= Reginald Somerville =

English composer and actor

Reginald Somerville (1867 - 8 July 1948) was an English composer and actor. He is known for writing many drawing-room ballads such as "God Sends the Night", "Yestereve", "Zaida: A Song of the Desert" and "The Lark and the Nightingale", as well as a handful of operas.

==Biography==
Somerville received musical training under the Italian tenor and teacher Giulio Moretti. He co-wrote music with A. McLean and G. W. Byng for the musical farce, A White Silk Dress, opening at London's Prince of Wales's Theatre on 3 October 1896. In collaboration with the librettist Guy Eden he wrote The 'Prentice Pillar, a romantic opera in one act in 1899. Somerville's "The Ballad of Thyra Lee", a dramatic scene, premiered in 1900, was given at a Royal Philharmonic Society concert in May 1903. Also 1903, he played opposite Marie Studholme in The School Girl. In 1909, his opera The Mountaineers was premiered at the Savoy Theatre in London. It had a two-month run and a provincial tour in late 1910.

After the First World War, Somerville wrote Antoine, an opera that he considered his best work, which was produced at the Lyceum Theatre, London, by the Carl Rosa Opera Company. The plot of the opera featured a blind sailor who has his sight miraculously restored only to discover his wife eloping with a rich lover. He also wrote both the music and lyrics for a three-act opera titled David Garrick, which was founded on T. W. Robertson's well-known comedy of the same name. It was premiered in 1920 by the Carl Rosa company and then presented under Somerville's management in the West End, substantially re-written to suit the light-music audience. Critics were divided on the merit of Somerville's music. The Illustrated London News remarked that the score "halts between the methods of the lyric and the grand-opera stage, and would have been all the better for cutting out all the connections with the latter." A week later, the critic continued, "He has no great gift of melody. ... Worse than the orchestration is the handling of the ensembles, if one may call them ensembles." The work was revived in 1932. In 1924, he wrote The Love Doctor, a "musical show with a story", which was toured on the Moss' Empires circuit and played in London at the Chelsea Palace Theatre in 1925.

Somerville's work as a composer dried up with the advent of sound films in the mid-1920s, and he took to teaching, but he became ill, ran into debt and was declared bankrupt in 1934. The bankruptcy was discharged in 1937.

He died on 8 July 1948 at St John's nursing home, Tankerton-on-Sea, in Kent.

==Instrumental works and songs==
Somerville's published works for piano include: "Alpine Roses – Morceau" (1913); "Automobile waltz" (1912); "Carina – Morceau pizzicato pour Piano" (1911); "The Honey Bee – Humoresque for the piano" (1924); "Intermezzo" (1922); "The Mountaineers – Pianoforte Selection" (1913); "Three Dances" (1922); and "Three Light Pieces for Piano: Bagatelle, Melody, and Valse" (1911).
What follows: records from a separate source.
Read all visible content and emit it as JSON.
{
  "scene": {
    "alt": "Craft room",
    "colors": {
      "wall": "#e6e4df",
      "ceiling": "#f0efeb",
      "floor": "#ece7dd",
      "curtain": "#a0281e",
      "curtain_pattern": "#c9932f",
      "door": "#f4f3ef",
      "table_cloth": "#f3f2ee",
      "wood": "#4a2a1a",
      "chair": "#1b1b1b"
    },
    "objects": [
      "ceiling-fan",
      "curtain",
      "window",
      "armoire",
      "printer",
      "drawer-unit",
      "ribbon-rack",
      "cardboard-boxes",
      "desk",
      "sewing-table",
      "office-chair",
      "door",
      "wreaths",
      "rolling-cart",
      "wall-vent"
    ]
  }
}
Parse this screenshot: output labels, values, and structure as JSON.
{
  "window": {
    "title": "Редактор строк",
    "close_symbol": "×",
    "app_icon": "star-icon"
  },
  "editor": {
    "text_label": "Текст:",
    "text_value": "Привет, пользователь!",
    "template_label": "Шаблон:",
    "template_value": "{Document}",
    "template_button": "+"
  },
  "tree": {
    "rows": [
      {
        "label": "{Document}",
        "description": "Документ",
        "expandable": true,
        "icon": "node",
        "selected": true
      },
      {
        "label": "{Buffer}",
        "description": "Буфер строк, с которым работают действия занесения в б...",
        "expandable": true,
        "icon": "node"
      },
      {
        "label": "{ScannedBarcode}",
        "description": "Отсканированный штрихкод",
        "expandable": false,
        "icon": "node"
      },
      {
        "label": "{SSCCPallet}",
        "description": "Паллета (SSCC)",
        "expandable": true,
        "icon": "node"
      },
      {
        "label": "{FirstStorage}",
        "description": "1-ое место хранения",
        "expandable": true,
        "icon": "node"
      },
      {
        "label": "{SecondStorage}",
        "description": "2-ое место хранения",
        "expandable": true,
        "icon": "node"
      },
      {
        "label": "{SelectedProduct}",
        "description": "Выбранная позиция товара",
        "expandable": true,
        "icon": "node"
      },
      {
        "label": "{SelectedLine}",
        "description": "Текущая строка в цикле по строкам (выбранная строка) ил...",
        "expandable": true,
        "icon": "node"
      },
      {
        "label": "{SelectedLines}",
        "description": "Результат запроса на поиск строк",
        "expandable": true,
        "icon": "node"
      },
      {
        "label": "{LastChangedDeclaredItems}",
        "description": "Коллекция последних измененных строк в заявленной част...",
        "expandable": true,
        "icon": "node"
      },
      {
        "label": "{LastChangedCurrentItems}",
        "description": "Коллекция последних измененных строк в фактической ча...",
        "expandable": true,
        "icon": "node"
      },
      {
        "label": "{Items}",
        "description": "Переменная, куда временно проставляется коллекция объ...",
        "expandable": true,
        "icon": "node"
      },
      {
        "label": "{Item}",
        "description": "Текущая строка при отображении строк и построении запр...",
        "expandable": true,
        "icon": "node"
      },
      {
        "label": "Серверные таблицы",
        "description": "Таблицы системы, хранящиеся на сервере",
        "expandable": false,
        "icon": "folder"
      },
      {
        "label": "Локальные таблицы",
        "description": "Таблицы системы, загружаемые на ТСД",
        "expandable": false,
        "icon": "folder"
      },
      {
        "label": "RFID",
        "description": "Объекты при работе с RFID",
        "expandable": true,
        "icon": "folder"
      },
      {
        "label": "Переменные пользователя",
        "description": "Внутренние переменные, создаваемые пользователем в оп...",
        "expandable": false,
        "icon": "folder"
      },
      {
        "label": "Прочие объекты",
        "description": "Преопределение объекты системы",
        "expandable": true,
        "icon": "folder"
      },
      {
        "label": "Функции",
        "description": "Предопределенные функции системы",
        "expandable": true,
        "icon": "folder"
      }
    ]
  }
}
Among his orchestral works are "Four Fancies – Suite" (1925); "Funeral of a Flea" (1928); "Nucleus Themes, No. 1" (1927); "Razzle-Dazzle" (1928); and "Two Grotesque Recitations (1927)".

Songs by Somerville include: "All the Way to Coventry" (1913); "Call the yowes to the knowes" (1891); "God Sends the Night" (1908); "The Hour I love the best of all" (1924); "The Lark and the Nightingale" (1900); "The Laughing Waves" (1900); "A Memory" (1891); "The Song of Kent" (1921); "Songs of Friendship" (1909); "The Amber Necklace" (1917); "When Dreams come true" (1913); "Wherever I may be" (1913); "Who Rides for the King" (1911); and "Zaïda" (1914).